Montessori in the Classroom: Demonstrating Montessori

 

 

In the film Demonstrating Montessori (1980), Montessori teachers demonstrate exercises designed to teach children practical life, language, mathematics and geography, and to develop sensorial awareness. These exercises include pouring water, matching words with pictures, transitioning from tangible mathematical materials (gold beads) to abstract materials (cards with written numbers), identifying land, air, and water, and placing cylinders on a grid according to size.

While sitting next to the child, the teacher first demonstrates the activity. The teacher then invites the child to join in. Finally, the child repeats the activity on their own.

The first activities a child is introduced to are rooted in sensory experiences. As the child progresses, the activities grow more complex and abstract.

 

The teacher sits directly next to the student while demonstrating activity.

Photograph of a child using sandpaper letter while looking at teacher. Other students work in the background.

A teacher helps a child trace a letter with her finger.
A teacher shows a child how to use sandpaper letters.

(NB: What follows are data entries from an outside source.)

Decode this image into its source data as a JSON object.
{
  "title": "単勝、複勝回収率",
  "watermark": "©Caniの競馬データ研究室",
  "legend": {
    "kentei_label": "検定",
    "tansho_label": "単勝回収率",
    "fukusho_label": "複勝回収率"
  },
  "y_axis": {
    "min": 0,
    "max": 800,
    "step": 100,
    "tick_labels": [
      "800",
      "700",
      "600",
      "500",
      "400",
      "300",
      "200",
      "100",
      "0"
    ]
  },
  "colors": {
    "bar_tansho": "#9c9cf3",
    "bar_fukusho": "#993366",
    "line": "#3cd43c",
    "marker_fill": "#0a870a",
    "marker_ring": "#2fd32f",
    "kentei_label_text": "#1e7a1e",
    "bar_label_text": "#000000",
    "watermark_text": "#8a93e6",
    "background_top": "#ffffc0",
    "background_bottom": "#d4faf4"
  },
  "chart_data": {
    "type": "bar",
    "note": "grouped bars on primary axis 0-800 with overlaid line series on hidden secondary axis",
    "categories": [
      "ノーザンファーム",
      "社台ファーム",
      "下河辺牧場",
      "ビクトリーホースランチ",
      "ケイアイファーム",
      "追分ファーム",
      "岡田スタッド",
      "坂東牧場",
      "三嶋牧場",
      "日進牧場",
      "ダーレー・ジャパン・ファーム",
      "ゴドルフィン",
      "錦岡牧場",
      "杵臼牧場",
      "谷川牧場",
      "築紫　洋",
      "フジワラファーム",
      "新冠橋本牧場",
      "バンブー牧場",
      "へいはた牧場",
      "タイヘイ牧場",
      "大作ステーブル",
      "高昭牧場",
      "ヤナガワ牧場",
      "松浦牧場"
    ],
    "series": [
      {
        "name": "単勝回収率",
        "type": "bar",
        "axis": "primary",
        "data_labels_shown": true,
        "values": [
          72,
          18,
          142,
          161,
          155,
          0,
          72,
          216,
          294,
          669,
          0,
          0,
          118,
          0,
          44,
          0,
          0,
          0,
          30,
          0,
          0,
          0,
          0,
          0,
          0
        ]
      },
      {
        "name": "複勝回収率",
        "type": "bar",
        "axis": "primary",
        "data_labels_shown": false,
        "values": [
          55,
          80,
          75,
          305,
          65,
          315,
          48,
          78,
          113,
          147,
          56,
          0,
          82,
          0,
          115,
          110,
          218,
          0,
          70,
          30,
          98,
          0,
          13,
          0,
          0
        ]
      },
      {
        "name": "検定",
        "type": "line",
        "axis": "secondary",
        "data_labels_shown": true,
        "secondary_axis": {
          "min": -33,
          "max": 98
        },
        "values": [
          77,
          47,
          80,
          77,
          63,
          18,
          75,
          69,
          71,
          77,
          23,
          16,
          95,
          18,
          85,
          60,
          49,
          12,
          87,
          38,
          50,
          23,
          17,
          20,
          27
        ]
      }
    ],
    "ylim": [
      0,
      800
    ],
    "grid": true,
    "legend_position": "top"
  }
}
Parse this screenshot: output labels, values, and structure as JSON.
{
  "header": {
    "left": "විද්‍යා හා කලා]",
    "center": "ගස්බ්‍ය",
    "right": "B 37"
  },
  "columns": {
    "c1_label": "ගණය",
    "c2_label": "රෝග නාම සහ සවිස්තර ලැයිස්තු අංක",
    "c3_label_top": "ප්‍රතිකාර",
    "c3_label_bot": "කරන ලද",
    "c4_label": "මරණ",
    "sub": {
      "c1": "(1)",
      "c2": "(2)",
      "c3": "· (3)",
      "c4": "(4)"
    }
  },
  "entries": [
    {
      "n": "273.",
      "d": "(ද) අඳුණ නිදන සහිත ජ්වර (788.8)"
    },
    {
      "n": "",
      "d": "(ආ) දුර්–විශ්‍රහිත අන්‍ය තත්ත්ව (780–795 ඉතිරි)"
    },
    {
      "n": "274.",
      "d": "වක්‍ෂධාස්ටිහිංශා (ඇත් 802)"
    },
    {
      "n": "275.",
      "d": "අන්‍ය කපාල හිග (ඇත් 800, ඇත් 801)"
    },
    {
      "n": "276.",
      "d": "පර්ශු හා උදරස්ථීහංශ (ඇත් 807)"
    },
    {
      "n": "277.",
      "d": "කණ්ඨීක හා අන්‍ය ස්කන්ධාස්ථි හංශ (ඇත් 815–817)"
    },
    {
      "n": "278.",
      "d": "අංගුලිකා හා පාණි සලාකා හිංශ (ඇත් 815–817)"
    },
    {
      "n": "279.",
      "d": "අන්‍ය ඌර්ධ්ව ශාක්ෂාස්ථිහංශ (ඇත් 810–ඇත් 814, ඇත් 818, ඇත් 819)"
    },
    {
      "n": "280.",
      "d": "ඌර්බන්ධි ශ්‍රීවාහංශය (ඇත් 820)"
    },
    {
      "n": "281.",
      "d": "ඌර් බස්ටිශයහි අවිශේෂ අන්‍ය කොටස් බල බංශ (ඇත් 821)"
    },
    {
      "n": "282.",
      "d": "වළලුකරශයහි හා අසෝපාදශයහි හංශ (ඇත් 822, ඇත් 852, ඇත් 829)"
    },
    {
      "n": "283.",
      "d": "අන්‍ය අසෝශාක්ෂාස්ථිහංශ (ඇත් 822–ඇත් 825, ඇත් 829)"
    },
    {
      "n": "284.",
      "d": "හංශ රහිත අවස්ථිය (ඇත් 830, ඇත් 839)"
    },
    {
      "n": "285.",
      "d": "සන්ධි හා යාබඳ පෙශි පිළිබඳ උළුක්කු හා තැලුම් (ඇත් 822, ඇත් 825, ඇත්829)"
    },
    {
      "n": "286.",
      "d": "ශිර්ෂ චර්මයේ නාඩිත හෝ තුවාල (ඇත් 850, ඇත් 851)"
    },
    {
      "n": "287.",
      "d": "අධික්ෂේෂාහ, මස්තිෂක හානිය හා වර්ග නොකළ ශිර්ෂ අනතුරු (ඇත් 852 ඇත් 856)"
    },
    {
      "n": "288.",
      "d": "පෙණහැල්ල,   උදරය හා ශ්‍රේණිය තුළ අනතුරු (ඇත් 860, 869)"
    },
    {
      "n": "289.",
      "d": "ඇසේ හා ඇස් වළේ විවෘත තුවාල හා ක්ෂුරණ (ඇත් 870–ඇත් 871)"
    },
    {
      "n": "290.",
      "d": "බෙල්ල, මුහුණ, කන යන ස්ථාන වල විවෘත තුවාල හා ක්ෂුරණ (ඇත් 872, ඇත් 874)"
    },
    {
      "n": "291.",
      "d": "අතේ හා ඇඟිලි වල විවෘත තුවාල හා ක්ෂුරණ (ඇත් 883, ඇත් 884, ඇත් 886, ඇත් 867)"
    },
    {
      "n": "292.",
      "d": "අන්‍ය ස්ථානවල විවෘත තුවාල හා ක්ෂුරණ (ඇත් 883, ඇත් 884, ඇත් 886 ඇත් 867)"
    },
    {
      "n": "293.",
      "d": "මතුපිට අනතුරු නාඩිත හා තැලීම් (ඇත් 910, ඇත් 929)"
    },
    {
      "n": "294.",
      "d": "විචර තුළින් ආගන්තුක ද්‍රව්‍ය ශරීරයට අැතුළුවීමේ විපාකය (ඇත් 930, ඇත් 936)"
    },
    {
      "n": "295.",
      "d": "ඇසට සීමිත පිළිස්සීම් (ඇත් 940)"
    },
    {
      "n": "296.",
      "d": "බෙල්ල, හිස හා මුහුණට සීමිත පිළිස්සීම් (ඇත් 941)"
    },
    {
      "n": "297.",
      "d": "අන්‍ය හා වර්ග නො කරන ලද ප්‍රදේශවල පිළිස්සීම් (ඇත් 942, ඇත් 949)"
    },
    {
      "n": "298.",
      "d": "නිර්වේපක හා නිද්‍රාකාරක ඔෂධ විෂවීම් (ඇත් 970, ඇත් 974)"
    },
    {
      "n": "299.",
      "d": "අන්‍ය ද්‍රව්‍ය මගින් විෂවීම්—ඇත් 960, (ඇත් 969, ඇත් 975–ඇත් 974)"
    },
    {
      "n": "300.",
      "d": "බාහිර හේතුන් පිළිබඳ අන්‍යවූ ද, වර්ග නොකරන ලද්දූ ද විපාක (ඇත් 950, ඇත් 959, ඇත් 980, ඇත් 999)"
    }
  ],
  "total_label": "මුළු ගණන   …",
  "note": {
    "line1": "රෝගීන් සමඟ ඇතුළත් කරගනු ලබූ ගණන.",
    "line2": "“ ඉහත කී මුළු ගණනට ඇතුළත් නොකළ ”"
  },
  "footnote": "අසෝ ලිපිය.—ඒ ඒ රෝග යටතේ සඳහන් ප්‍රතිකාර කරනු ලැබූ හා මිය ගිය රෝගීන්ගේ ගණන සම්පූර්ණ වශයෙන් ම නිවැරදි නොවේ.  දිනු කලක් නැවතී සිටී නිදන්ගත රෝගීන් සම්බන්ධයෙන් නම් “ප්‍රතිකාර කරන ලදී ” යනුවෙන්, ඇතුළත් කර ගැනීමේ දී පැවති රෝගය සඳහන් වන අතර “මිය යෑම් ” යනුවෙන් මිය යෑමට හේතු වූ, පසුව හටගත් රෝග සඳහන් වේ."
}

Children use sandpaper letters to learn sounds and the shape of letters in the alphabet. Sandpaper letters are typically used by children ages 3-4. However, children work at their own pace in a Montessori classroom, so the age of the students using sandpaper letters can vary, depending on the child’s needs.

A photograph of a sandpaper letter
A sandpaper letter included in Mildred W. Harford’s teacher training notebook

Notebooks created by teachers during their training include illustrations and descriptions of classroom activities.

A page from a teacher training notebook explaining how to use sandpaper letters.
A page from Edith Cary’s teacher training notebook explaining how to use sandpaper letters.